"Hayır anne. Iyiyim dedim. Bir sorun yok. Sınav mı? Ah şey.. Haftaya. YALAN SÖYLEM ah lanet olsun bildiğin halde sorma o zaman. Neden öğretmenlerimi arıyorsun? Çalışacağım anne. Bugün. Gece çalışacağım anne! Dışardayım. Evdedir anne nereden bileyim?! TAMAM ANNE!" Kris telefonu bir hışımla kapattı.
"Annenin sınav tarihlerini duvarına çerçevelettiğini biz bile biliyoruz, neden yalan söylüyorsun?" dedi Chen, koltuğa gömülerek. Kai ve Suho gülerek futbol oyunlarına devam ettiler.
"Annen sana bakacak birini bulamadı mı?" dedi Suho, gözünü dev televizyondan ayırmıyordu.
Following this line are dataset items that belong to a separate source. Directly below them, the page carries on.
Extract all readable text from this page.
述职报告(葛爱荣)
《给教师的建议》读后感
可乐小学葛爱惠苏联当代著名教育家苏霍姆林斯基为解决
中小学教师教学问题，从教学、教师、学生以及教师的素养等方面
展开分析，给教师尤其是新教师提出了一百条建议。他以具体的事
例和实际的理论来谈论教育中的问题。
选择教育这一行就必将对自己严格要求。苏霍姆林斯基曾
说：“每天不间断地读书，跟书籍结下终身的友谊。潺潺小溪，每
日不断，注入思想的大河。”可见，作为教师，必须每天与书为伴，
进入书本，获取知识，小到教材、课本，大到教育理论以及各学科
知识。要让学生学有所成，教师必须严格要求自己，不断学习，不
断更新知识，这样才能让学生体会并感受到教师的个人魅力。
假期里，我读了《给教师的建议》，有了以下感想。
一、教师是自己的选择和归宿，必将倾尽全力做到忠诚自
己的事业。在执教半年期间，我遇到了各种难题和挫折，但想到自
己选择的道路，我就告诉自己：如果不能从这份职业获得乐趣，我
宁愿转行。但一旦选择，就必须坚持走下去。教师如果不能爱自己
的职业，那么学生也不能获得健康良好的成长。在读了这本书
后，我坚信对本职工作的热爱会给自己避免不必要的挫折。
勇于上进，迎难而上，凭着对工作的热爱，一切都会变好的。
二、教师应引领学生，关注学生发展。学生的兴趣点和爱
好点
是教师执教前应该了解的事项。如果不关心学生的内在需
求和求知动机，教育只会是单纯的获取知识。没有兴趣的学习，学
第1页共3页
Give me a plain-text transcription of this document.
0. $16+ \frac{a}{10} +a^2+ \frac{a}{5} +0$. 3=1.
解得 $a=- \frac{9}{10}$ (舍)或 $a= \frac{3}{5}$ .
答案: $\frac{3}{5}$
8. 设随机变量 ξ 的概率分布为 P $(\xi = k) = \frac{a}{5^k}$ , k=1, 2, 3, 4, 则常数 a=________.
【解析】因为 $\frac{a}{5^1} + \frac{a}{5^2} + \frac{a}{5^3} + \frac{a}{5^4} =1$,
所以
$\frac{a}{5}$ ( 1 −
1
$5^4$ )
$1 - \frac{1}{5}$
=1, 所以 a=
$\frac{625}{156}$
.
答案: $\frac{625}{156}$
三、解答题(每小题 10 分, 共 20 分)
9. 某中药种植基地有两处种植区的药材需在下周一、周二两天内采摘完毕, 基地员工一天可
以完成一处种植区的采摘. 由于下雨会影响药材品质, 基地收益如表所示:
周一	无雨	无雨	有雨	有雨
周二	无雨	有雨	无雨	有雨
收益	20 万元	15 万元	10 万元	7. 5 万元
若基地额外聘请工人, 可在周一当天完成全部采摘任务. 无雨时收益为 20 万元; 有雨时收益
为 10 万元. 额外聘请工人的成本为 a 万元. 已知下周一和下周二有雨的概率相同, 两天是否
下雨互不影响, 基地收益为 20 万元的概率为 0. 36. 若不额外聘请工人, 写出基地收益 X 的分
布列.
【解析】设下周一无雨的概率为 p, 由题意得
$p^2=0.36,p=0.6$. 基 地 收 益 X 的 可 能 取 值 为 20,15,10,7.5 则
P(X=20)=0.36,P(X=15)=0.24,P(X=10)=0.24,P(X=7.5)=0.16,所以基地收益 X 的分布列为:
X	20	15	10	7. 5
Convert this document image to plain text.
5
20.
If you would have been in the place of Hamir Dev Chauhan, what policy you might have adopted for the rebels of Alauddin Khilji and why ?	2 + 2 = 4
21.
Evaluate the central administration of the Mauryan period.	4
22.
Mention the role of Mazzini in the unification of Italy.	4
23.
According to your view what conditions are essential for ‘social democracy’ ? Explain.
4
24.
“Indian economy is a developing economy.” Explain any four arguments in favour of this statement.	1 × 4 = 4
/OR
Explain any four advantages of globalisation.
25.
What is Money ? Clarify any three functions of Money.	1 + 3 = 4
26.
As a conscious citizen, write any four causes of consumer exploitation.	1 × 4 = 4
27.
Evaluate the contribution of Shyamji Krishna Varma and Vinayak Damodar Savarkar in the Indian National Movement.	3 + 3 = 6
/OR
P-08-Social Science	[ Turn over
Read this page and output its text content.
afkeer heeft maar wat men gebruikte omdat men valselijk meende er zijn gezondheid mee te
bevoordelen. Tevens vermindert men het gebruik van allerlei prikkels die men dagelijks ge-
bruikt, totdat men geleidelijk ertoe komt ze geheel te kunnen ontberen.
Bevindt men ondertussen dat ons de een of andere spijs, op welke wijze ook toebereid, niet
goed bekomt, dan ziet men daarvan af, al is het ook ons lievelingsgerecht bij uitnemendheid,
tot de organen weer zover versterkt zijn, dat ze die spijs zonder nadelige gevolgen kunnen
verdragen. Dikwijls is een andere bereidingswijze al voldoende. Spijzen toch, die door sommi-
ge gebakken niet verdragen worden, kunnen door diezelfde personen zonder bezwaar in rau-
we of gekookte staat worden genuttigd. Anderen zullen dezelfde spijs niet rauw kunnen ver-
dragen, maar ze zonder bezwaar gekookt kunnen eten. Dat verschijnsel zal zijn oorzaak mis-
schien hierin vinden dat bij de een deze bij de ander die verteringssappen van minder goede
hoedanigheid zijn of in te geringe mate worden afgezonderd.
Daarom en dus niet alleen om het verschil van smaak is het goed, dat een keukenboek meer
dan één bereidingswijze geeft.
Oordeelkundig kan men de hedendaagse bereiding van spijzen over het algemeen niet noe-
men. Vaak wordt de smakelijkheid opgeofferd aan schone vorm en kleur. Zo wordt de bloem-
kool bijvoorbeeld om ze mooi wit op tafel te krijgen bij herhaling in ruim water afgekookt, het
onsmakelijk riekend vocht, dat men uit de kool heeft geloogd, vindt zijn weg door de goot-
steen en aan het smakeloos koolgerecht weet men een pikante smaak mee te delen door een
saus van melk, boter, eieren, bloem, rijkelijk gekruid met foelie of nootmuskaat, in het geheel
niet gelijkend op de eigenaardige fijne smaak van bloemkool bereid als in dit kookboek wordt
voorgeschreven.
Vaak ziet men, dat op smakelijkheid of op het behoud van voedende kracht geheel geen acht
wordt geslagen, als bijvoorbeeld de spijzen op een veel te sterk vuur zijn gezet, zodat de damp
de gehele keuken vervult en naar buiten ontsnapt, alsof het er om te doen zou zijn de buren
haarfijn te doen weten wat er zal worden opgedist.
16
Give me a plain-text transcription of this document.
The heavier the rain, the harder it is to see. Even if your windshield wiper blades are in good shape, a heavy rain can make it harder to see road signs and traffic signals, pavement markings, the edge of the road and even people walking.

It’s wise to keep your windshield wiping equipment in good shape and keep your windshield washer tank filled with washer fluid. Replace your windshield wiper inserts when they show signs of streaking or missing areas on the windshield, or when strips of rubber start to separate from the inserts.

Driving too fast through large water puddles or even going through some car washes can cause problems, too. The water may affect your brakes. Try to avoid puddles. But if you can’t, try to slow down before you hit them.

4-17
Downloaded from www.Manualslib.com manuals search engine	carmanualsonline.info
"Kapayın çenenizi! Annem FBI'ı aramadan gidiyorum." dedi Kris ayaklanarak.
"Ah JongIn sende defol! Oyunlarla kandırıyorsun beni, yarın ki sınavda ne sik yapmayı düşünüyorsun?" Suho Kai'ye oyun kolunu fırlatarak ayağa kalktı.
"Whooa! Sen oynayalım demiştin!" dedi Kai.
"Şimdi de "kaybol" diyorum." dedi Suho ve evindekileri umursamadan odasına çıktı.
"Gitmiyorsanız sessiz olun! Ders çalışacağım!" diye seslendi ve odasına girdi. Kris, Chen ve Kai Suho'nun ani mod değişimlerine alışmışlardı, birbirlerine kafa sallayarak büyük evden çıktılar.
"Pekala bende kaçıyorum!" dedi Chen ve arkadaşlarını selamlayarak ayrıldı yanlarından.
"Yarın ki sınava göre fazla rahatsın. Ya günlerdir fizik çalıştın ve sınava hazırsın ya da sınıfındaki çalışkan kızı günler öncesinden ayarttın bile." dedi Kris. Kai ufak bir kahkaha attı.
"Tabii ki günlerdir çalıştım.."
"Yalancı piç." dedi Kris, Kai arabasına giderken.
"Üzgünüm dostum ama kızlar fazla saf."
"Anlaşılan trafik polisi de bir kız"
"Ne?"
"Her gün ehliyetsiz araba kullanmak.." dedi Kris gülerek.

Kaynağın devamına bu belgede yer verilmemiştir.